Un exercice de collage qui fit son effet à l'époque. Sous influence godardienne. Un peu n'importe quoi, mais pas n'importe comment. L'illustration de "J'sais pas quoi faire ! Qu'est-ce que j'peux faire ?" Expérimental et déstructuré. Pas d'intrigue, juste les 400 coups de deux soeurs, pas même jumelles. Passage du noir et blanc à la couleur, succession d'images en accéléré ... Pas de queue, pas de tête. Les limites du genre sont atteintes. Bof.
Une œuvre très représentative de la nouvelle vague tchèque, vraisemblablement très influencée par Godard. Beaucoup de liberté (trop ?) anime ces deux héroïnes anticonformistes mais il faut avouer que l'on se lasse rapidement de leurs extravagances. On admirera nonobstant un travail formel intéressant mais les répétitions du récit finissent par lasser.
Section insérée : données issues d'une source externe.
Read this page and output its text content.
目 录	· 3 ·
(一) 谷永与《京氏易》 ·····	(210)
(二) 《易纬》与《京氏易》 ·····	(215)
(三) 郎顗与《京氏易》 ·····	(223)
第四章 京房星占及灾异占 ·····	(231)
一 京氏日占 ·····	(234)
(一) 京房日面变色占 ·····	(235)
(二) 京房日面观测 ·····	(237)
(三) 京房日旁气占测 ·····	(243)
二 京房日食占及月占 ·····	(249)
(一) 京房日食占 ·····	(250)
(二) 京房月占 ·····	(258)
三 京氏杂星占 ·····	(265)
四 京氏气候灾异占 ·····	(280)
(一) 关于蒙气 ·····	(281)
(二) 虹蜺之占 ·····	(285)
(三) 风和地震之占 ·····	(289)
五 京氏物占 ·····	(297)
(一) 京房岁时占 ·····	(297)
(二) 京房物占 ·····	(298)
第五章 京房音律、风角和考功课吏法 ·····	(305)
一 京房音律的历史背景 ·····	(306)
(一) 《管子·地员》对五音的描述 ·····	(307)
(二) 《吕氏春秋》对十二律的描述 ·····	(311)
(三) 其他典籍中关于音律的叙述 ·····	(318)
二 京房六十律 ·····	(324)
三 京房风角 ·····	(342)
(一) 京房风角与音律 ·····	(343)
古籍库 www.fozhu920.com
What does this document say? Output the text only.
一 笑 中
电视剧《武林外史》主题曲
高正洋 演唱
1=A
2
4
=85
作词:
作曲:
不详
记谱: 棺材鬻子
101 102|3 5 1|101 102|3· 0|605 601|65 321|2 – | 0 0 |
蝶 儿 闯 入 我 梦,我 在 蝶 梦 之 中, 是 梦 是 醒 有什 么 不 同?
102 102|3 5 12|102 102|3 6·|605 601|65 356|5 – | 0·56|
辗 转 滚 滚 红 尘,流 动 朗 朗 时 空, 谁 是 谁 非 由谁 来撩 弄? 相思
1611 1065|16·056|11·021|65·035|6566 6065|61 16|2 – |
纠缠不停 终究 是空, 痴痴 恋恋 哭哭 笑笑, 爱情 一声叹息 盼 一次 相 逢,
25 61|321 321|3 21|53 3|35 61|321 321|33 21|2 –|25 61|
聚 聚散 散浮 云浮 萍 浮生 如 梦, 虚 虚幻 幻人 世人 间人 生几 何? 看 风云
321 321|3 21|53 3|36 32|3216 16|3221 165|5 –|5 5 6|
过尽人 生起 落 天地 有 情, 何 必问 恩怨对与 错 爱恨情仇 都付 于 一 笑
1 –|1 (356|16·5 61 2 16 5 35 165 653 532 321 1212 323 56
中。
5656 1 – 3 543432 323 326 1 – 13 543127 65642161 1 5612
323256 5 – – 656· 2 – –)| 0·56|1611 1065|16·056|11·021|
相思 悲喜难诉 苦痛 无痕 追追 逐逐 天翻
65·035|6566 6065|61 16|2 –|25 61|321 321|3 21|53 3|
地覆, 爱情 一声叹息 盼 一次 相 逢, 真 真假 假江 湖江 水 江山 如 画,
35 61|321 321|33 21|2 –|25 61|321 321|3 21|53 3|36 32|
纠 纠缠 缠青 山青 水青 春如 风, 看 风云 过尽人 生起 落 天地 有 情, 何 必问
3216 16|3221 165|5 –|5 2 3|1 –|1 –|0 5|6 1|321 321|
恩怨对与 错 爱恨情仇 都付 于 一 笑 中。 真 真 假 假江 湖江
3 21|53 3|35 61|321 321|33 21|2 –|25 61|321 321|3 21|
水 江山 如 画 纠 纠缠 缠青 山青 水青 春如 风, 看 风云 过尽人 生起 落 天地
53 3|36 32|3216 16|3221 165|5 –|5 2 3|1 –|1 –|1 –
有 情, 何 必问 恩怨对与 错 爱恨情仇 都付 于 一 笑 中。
Les petites marguerites peut sembler frivole tant par son titre que par son caractère extrêmement ludique mais c'est un film profond. En effet, si les facéties de Marie 1 et Marie 2 nous amusent, en filigrane, on a une réflexion sur la vanité de l’existence. En attestent les nombreux plans sur les végétaux et le rapport boulimique avec la nourriture qui mettent le film en perspective avec la nature morte en peinture ou avec le caractère intrinsèquement mortifère de la photographie. Visiblement inspirée par Godard, Chytilova se démarque en proposant un rapport à l'image et au son qui lui est propre. La réalisatrice se permet de faire voler en éclats les codes du "cinéma à Papa" (référence irrévérencieuse au muet et au burlesque américain) dans un torrent de trouvailles esthétiques et techniques dont la plus impressionnante est le découpage et recollage de la pellicule et la déstructuration de l'image qui rappelle aussi bien le rapport d' Otto Dix avec la mutilation et l'altération du corps que la géométrie cubiste (peut être la référence à l'architecture cubiste qui n'a été expérimentée qu'à Prague). La crise existentielle des deux jeunes filles illustre le malaise des marginaux et des anticonformiste dans une société à la fois violente (images de la guerre, déshumanisation des travailleurs à vélo) et paradoxalement passive et léthargique. Leur envie de vivre les conduit à l'autodestruction dans une société qui les nie ("est-ce qu'on existe ?" répètent-elles) autant pour ce qu'elles sont que pour ce qu'elles représentent. Enfin, les tic tac de la pendule qui reviennent par moments contribuent à annoncer la fin tragique. Il faut tout ranger, rentrer dans le rang, cesser d'exister indépendamment du tout, être à la fois productif et produit. Le film est réalisé en 1966 soit deux ans avant le printemps de Prague et le début de la "Normalisation", il illustre le malaise d'une génération désabusée qui sent que le pire est à venir. Néanmoins, cela reste un délice de le regarder aujourd'hui pour son caractère iconoclaste, surréaliste et jouissif. Un petit bijou.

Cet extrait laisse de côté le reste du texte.